Ambitious cybersecurity plans for the European Union (EU): Bolstering defenses and strengthening the Union’s voice internationally

In December 2020, the European Commission unveiled a set of proposals focused on a values-based, secure digital market, including a new EU Cybersecurity Strategy and within it a proposal to revise the Directive on Security of Network and Information Systems (NIS Directive). These acts, come at a critical time as the original NIS Directive was proposed in 2013 with negotiations finalized in 2017, and the most recent Commission communication on cybersecurity also published the same year.

As we know, technological advances are changing the world and how we live in it. Data shows that connected devices are forecasted to rise to 25 billion by 2025, with a quarter of these located in Europe. The global COVID-19 pandemic has accelerated our digital interconnectedness and underscored how reliant we are on technology, but also revealed our vulnerabilities and the determination of malicious actors.  For example, the surge of attacks targeting healthcare providers, agencies, and vaccine manufacturers at such a pivotal moment, has shown how cybersecurity can impact life and death. Additionally, the recent intrusion into the United States government systems highlights the importance of supply chain security and international accountability mechanisms’ efficacy.
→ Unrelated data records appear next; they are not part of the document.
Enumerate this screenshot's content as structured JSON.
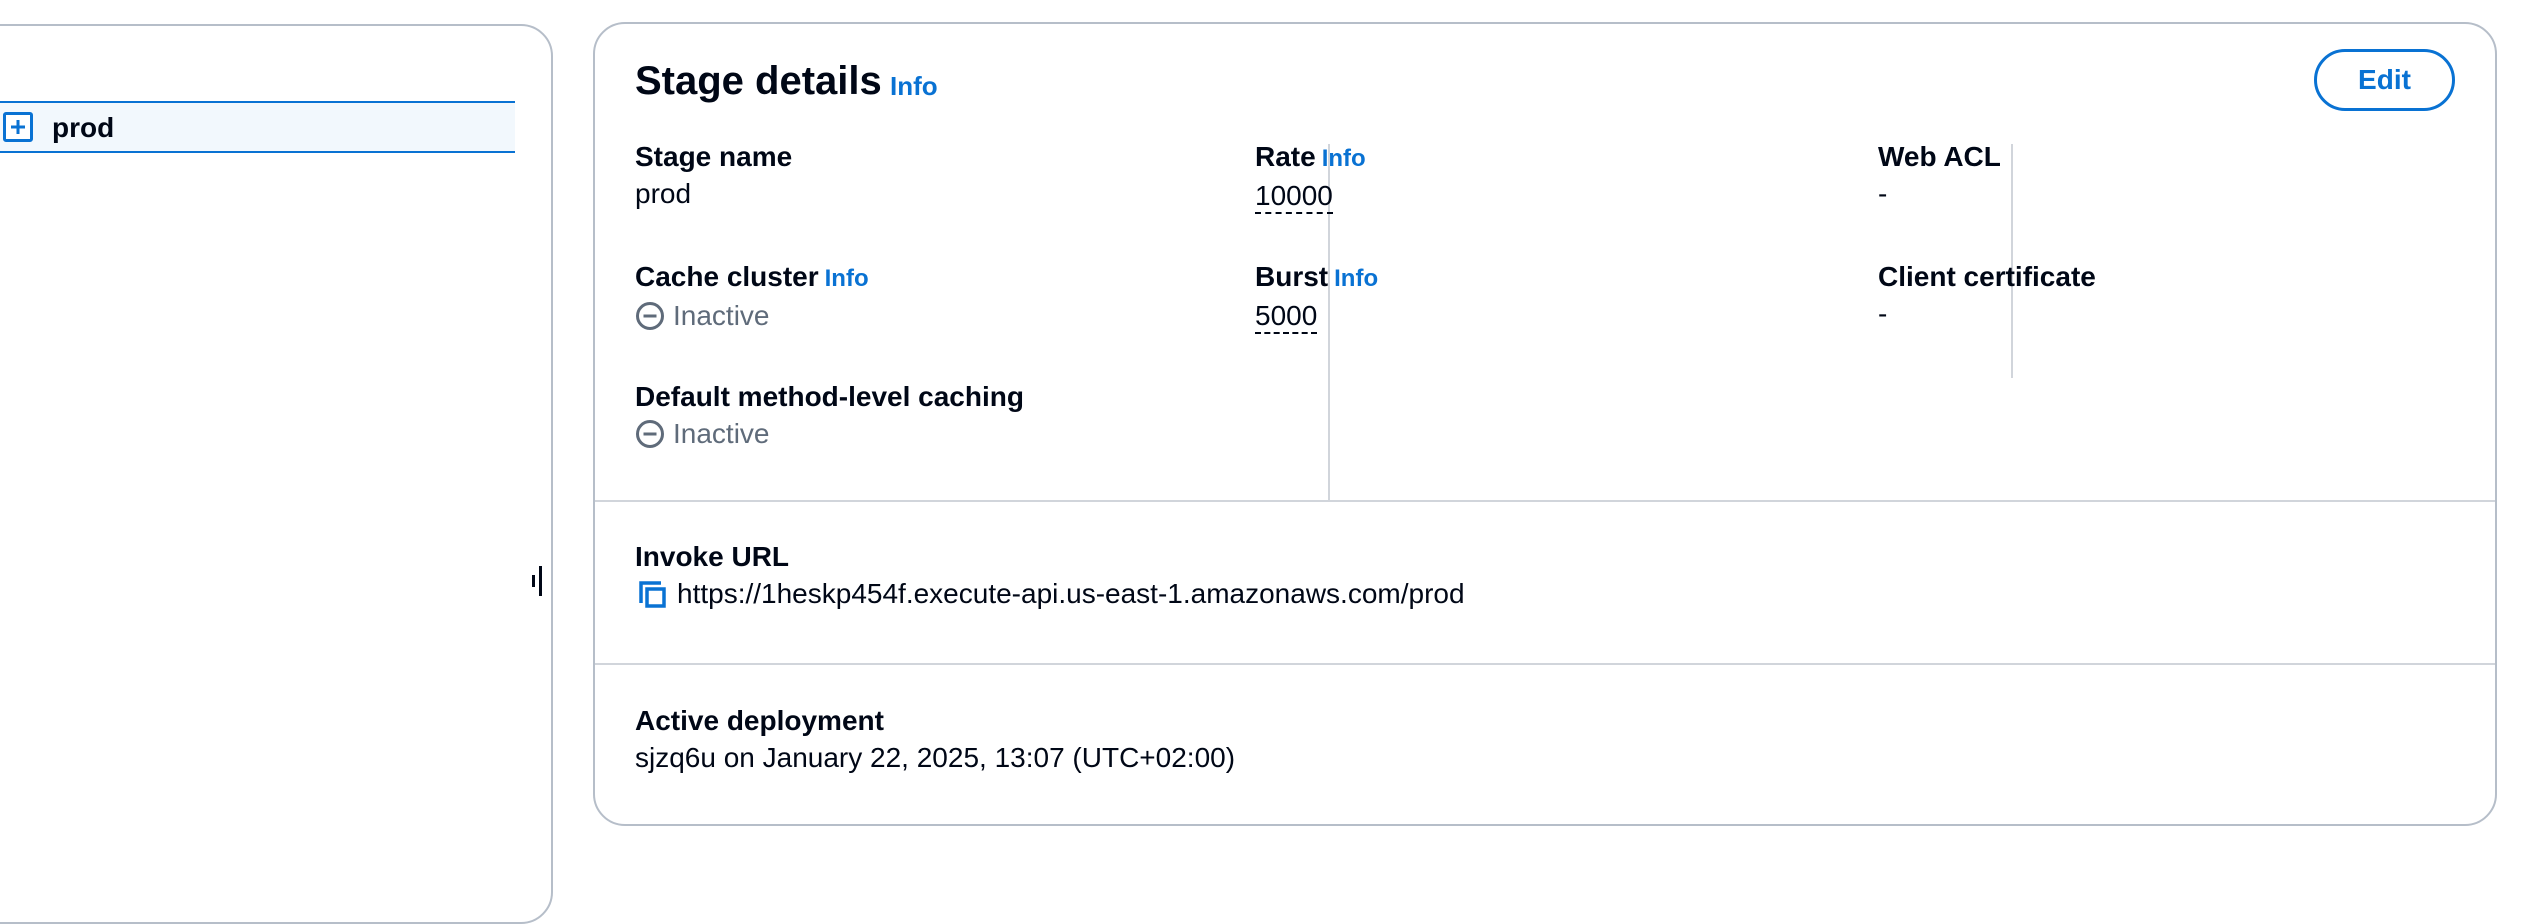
{
  "stage_tree": {
    "items": [
      {
        "label": "prod",
        "icon": "expand-plus-icon"
      }
    ]
  },
  "stage_details": {
    "title": "Stage details",
    "info_label": "Info",
    "edit_label": "Edit",
    "fields": {
      "stage_name": {
        "label": "Stage name",
        "value": "prod"
      },
      "cache_cluster": {
        "label": "Cache cluster",
        "info": "Info",
        "value": "Inactive"
      },
      "default_method_caching": {
        "label": "Default method-level caching",
        "value": "Inactive"
      },
      "rate": {
        "label": "Rate",
        "info": "Info",
        "value": "10000"
      },
      "burst": {
        "label": "Burst",
        "info": "Info",
        "value": "5000"
      },
      "web_acl": {
        "label": "Web ACL",
        "value": "-"
      },
      "client_certificate": {
        "label": "Client certificate",
        "value": "-"
      }
    },
    "invoke_url": {
      "label": "Invoke URL",
      "value": "https://1heskp454f.execute-api.us-east-1.amazonaws.com/prod",
      "icon": "copy-icon"
    },
    "active_deployment": {
      "label": "Active deployment",
      "value": "sjzq6u on January 22, 2025, 13:07 (UTC+02:00)"
    }
  },
  "colors": {
    "link": "#0972d3",
    "text": "#000716",
    "muted": "#5f6b7a",
    "border": "#b6bec9",
    "divider": "#d1d5db",
    "selected_bg": "#f2f8fd"
  }
}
Now more than ever, our cybersecurity threat landscape prompts an urgent and critical need for global thinking with updated proposals to ensure that cybersecurity policies accurately reflect the digital age and the multistakeholder cooperation necessary for success.

The new proposals seek to address issues that surfaced on a global stage in 2020. The strategy consists of three core pillars:

  • Resilience, technological sovereignty, and leadership.
  • Building operational capacity to prevent, deter and respond.
  • Advancing a global and open cyberspace through increased cooperation.
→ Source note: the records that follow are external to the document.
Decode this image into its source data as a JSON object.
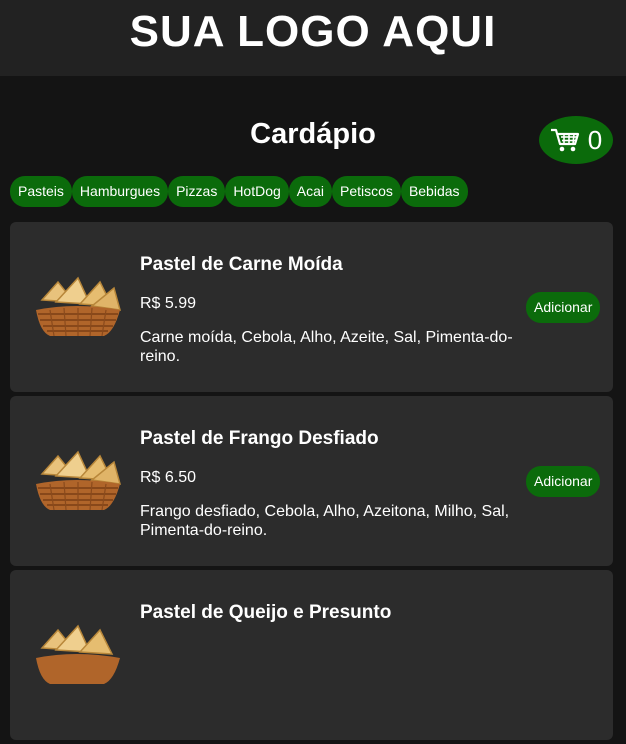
{
  "header": {
    "logo_text": "SUA LOGO AQUI"
  },
  "page": {
    "title": "Cardápio"
  },
  "cart": {
    "icon": "cart-icon",
    "count": "0"
  },
  "categories": [
    "Pasteis",
    "Hamburgues",
    "Pizzas",
    "HotDog",
    "Acai",
    "Petiscos",
    "Bebidas"
  ],
  "products": [
    {
      "name": "Pastel de Carne Moída",
      "price": "R$ 5.99",
      "description": "Carne moída, Cebola, Alho, Azeite, Sal, Pimenta-do-reino.",
      "button": "Adicionar"
    },
    {
      "name": "Pastel de Frango Desfiado",
      "price": "R$ 6.50",
      "description": "Frango desfiado, Cebola, Alho, Azeitona, Milho, Sal, Pimenta-do-reino.",
      "button": "Adicionar"
    },
    {
      "name": "Pastel de Queijo e Presunto",
      "price": "",
      "description": "",
      "button": ""
    }
  ],
  "colors": {
    "accent_green": "#0b6b0b",
    "page_bg": "#141414",
    "header_bg": "#222222",
    "card_bg": "#2c2c2c"
  }
}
The first pillar seeks to reform the network and information system security rules to increase the resilience of critical national infrastructure (CNI). There are also plans for the EU to launch a network of security operation centers across the Continent in an EU Cyber Shield. Further measures look to provide support for small and medium-sized enterprises, as well as cybersecurity training and recruitment programs, opening doors for more public-private efforts to increase the digital skills of every citizen.

The second pillar envisions the creation of a new Joint Cyber Unit to strengthen security cooperation between EU bodies and relevant member state authorities. Of particular interest to the Cybersecurity Tech Accord signatories are the proposals to strengthen the EU Cyber Diplomacy Toolbox to “prevent, discourage, deter and respond” against malicious activities, as well as the Union’s focus on enhancing defense cooperation.
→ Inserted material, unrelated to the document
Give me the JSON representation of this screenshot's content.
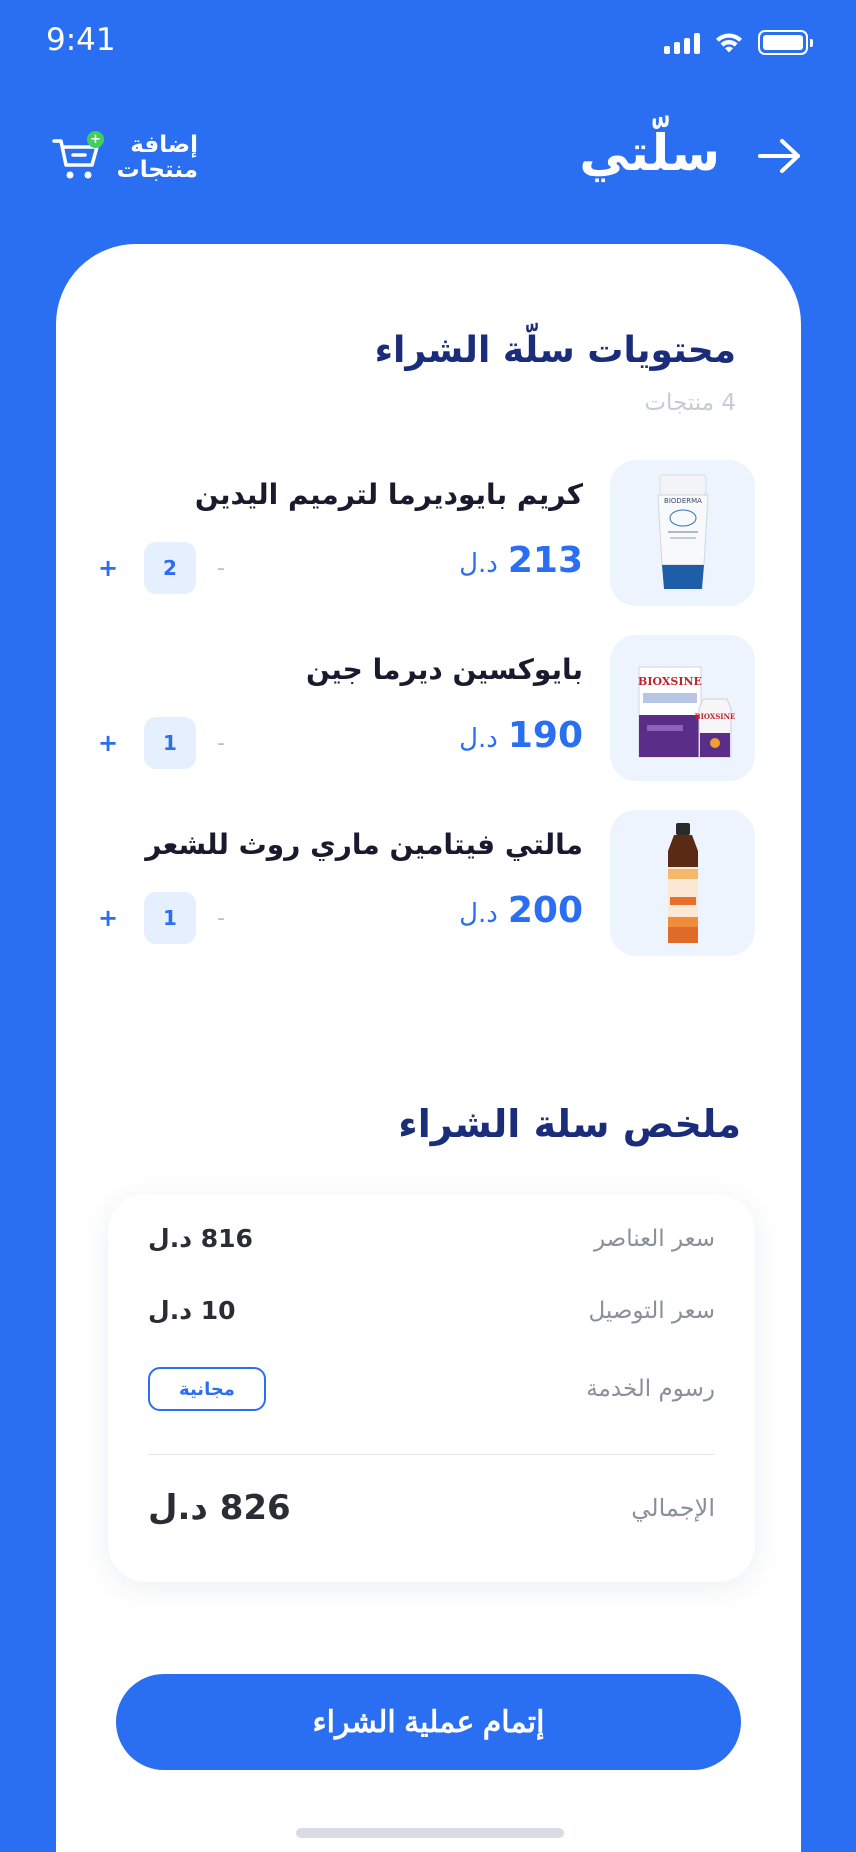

Finally, the EU plans to work with international partners to strengthen rules-based global order, ensure security and stability in cyberspace, and protect human rights freedoms online.

This strategy also recognizes the deterioration of an effective multilateral debate on international security in cyberspace and the need for the EU and member states to take a more proactive stance in these discussions. This is a sad but necessary realization, and we hope that the EU, collectively and across the member states, can help reinvigorate this important aspect of international relations. We particularly welcome the proposal to adopt a common position on the applicability of international law in cyberspace.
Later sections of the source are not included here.